Stoner now leads Lorenzo in the championship race by a single point. Pedrosa lurks with 52. Crutchlow sits at the head of the class of Tier Two, ahead of teammate Dovizioso by two points. Bautista and Bradl complete Tier Two, while Ducati jocks Hayden, Rossi and Barbera close out the Top 10.

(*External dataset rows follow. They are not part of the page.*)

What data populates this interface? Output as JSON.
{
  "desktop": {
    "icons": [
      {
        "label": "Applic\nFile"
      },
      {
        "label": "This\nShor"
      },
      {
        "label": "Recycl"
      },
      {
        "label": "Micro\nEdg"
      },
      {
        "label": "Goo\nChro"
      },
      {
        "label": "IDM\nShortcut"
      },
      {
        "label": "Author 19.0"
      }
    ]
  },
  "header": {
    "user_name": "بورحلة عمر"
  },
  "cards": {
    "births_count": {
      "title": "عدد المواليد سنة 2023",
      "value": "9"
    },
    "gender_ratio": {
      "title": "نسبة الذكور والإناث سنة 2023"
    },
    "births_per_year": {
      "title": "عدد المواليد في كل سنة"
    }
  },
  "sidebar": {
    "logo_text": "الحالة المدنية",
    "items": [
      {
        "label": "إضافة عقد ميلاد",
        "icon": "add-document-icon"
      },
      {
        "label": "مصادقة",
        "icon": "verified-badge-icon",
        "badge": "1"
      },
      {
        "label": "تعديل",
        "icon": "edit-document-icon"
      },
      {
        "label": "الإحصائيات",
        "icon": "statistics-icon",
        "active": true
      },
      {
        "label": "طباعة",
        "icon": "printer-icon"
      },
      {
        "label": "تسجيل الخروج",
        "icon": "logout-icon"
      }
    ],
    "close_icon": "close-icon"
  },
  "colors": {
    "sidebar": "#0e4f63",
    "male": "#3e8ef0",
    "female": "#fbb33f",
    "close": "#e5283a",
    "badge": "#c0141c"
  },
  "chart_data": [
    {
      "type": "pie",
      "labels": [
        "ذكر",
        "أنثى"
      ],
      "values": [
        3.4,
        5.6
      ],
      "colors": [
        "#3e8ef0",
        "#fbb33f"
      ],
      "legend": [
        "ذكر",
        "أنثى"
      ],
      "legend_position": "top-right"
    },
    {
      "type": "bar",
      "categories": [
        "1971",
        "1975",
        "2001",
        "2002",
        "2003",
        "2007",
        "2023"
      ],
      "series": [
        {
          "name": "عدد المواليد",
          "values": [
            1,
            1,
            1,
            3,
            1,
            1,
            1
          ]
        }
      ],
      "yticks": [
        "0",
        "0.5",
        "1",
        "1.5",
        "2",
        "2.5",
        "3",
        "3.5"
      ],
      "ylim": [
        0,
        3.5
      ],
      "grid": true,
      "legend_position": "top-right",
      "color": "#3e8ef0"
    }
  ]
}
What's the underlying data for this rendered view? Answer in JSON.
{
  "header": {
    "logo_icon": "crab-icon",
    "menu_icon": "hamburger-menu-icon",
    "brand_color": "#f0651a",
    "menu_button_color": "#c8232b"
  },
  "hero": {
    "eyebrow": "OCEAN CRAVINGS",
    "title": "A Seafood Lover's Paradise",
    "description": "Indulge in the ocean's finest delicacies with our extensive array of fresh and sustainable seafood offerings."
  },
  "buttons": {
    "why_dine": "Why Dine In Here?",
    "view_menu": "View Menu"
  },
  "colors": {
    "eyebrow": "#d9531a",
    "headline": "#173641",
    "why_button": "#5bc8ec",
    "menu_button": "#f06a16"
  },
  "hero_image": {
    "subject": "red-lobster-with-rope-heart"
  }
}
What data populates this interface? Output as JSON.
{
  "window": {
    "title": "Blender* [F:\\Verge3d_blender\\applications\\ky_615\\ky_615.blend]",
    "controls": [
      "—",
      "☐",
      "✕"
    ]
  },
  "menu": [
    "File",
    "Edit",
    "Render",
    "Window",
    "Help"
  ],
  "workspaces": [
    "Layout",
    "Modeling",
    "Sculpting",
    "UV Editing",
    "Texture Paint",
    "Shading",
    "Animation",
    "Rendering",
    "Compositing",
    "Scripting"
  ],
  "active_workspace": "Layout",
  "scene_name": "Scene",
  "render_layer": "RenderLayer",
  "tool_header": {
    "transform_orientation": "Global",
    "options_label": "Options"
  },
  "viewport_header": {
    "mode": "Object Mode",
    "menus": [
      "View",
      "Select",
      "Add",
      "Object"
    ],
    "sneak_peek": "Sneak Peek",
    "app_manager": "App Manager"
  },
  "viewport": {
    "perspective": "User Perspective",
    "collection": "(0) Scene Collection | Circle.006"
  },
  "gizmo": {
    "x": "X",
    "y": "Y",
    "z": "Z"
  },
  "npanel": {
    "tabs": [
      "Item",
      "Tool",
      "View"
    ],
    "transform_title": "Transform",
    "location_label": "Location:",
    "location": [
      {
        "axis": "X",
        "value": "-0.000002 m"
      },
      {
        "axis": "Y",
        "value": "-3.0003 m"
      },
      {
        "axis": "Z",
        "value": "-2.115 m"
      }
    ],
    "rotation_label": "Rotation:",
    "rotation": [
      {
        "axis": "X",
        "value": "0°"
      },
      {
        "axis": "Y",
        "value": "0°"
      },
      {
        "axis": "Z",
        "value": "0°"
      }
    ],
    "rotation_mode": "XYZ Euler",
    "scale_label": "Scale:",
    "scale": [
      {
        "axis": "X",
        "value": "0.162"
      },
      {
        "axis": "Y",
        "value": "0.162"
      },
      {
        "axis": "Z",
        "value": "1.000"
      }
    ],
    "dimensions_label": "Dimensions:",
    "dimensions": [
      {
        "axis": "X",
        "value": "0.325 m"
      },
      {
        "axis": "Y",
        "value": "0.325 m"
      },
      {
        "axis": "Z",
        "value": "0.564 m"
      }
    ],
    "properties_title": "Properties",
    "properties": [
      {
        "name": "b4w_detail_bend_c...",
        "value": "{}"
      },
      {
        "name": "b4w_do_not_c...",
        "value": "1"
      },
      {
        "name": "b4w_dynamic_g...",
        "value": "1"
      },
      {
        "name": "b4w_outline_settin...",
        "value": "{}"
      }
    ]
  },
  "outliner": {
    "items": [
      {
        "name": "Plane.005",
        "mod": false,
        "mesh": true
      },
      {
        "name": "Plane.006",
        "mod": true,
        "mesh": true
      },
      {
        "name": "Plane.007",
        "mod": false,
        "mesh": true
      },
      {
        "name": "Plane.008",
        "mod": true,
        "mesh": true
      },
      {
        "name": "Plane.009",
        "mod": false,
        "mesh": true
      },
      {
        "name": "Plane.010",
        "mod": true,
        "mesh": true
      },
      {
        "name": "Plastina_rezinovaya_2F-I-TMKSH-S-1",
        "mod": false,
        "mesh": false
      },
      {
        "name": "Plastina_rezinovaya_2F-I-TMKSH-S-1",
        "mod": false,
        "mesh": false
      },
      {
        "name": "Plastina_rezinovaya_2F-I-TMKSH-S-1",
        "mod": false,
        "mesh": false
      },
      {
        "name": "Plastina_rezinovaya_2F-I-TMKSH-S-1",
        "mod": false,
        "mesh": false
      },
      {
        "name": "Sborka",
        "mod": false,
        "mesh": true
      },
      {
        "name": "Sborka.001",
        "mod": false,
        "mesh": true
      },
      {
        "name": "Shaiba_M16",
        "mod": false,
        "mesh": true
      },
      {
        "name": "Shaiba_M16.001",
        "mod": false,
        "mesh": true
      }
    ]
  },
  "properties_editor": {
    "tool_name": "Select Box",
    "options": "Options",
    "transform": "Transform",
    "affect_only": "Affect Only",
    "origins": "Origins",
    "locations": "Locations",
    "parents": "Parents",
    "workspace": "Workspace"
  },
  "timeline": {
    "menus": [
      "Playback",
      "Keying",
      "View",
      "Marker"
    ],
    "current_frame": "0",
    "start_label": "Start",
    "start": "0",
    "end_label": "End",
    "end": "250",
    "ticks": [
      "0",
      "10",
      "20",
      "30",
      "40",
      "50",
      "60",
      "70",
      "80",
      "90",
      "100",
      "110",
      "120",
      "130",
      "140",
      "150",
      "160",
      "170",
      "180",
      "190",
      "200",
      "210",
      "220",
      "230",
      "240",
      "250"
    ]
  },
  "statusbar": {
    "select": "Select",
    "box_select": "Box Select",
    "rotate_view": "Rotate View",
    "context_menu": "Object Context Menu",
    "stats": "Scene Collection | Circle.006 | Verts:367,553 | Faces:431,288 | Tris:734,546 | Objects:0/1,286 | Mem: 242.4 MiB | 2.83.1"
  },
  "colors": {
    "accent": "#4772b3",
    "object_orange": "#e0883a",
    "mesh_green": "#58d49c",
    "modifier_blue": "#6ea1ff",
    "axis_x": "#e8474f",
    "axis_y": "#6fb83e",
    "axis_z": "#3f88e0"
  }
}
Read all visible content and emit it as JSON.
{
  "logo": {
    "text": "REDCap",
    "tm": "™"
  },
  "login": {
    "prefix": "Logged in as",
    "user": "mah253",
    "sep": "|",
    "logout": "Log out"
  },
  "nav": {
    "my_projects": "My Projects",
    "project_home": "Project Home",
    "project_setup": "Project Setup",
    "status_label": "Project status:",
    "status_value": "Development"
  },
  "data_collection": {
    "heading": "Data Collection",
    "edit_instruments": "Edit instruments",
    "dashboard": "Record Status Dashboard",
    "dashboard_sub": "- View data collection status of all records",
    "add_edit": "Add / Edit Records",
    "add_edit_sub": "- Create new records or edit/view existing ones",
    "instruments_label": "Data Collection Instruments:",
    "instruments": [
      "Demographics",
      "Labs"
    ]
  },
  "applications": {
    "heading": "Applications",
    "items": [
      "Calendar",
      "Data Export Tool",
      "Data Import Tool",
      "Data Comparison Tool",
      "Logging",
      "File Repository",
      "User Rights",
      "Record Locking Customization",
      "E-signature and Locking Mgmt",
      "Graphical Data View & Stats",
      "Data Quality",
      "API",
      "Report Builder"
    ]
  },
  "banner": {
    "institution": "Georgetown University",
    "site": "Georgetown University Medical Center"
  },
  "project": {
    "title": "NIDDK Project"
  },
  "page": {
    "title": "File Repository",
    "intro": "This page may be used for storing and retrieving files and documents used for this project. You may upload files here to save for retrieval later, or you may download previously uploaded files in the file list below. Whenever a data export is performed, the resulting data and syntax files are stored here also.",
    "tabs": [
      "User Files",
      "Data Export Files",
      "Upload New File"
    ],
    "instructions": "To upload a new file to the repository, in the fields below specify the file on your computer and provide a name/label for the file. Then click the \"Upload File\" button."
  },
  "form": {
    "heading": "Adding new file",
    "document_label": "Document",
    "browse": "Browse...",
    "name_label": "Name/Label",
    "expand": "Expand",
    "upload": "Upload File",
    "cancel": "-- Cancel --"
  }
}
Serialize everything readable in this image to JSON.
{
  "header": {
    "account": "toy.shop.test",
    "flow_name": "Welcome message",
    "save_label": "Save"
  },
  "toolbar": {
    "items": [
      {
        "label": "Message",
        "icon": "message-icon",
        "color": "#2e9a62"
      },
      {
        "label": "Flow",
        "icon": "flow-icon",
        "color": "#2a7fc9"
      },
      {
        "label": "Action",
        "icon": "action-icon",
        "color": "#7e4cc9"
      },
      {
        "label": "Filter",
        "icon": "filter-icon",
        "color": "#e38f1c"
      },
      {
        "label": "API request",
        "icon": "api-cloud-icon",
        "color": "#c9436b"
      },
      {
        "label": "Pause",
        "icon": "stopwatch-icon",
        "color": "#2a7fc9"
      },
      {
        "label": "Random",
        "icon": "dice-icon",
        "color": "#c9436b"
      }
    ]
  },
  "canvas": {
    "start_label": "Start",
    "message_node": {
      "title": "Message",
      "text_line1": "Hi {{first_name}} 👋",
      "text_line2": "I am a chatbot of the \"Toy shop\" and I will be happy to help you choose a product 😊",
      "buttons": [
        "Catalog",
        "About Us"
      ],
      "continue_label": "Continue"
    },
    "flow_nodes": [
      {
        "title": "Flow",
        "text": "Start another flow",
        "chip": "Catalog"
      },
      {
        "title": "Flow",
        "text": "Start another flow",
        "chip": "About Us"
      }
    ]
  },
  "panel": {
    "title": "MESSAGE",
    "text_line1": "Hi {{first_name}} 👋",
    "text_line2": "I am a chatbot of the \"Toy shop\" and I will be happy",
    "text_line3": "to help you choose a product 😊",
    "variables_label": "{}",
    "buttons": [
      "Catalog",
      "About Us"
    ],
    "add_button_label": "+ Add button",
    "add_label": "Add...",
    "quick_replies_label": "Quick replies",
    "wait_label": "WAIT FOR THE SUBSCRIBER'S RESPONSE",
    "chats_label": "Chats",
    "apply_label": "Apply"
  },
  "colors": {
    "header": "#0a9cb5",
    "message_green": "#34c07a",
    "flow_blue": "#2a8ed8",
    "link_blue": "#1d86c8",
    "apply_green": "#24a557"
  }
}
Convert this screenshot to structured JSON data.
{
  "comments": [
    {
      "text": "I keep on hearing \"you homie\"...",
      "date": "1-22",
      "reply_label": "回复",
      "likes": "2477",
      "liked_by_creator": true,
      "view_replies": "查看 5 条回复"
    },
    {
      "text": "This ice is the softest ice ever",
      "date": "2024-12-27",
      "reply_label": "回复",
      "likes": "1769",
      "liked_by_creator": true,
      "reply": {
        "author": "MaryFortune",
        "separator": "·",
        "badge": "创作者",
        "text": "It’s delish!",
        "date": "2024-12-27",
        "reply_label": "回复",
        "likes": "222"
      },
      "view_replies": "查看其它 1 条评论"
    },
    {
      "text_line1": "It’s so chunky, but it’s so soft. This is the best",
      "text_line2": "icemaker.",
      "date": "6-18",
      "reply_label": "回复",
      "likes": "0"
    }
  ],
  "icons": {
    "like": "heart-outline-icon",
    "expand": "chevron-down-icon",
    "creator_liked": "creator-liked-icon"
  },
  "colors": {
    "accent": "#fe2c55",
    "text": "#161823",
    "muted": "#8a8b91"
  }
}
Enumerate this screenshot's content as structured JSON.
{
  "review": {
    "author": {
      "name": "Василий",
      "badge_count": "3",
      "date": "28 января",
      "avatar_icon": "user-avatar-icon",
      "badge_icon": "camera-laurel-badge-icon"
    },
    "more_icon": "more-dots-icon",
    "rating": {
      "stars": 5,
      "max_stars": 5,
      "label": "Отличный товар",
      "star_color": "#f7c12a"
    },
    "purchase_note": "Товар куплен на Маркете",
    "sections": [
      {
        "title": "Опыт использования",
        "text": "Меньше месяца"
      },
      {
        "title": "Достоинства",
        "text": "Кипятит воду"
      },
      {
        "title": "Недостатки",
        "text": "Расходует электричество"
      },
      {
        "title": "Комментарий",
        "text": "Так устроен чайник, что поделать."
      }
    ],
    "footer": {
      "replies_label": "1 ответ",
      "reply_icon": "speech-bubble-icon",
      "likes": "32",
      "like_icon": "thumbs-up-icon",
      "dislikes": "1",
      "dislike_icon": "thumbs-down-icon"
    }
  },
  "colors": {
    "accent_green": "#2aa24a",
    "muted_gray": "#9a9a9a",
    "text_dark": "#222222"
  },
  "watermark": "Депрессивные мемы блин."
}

MotoGP Championship Top Ten Standings After Three Rounds
Pos. Rider Team Points
1 Casey Stoner Repsol Honda 66
2 Jorge Lorenzo Yamaha 65
3 Dani Pedrosa Repsol Honda 52
4 Cal Crutchlow Tech3 Yamaha 37
5 Andrea Dovizioso Tech3 Yamaha 35
6 Alvaro Bautista Gresini Honda 29
7 Stefan Bradl LCR Honda 24
8 Nicky Hayden Ducati 23
9 Valentino Rossi Ducati 22
10 Hector Barbera Pramac Ducati 19

Looking Ahead, and a Final Look Back

Two weeks until MotoGP rolls into France for Round Four at LeMans. Time enough, perhaps, for Colin Edwards to recover from his impending collarbone surgery; guy is a fast healer, earning a podium last season one week after breaking his other collarbone. Lorenzo and Stoner have both enjoyed recent success at LeMans, while Pedrosa’s 2011 season ended here in a tangle with Marco Simoncelli. Andrea Dovizioso likes this track, too, so it could become a four-man race.

Ben Spies Stefan Bradl Estoril

Rumors abound that Estoril is done as a MotoGP track. It has been said – by me, if no one else – that, during these 13 years, Circuito Estoril generally gave riders what they needed. Today, she gave two of the contestants – Stoner and Lorenzo – what they needed to keep the 2012 title chase airless. She also showed her vindictive side, punishing Dani Pedrosa for one little wobble in turn one of Lap One. If this is, after 13 years, the MotoGP curtain call for Circuito Estoril, the popular little Portuguese track seems, at least for the moment, to have taken one of her Spanish tormenters with her on the way.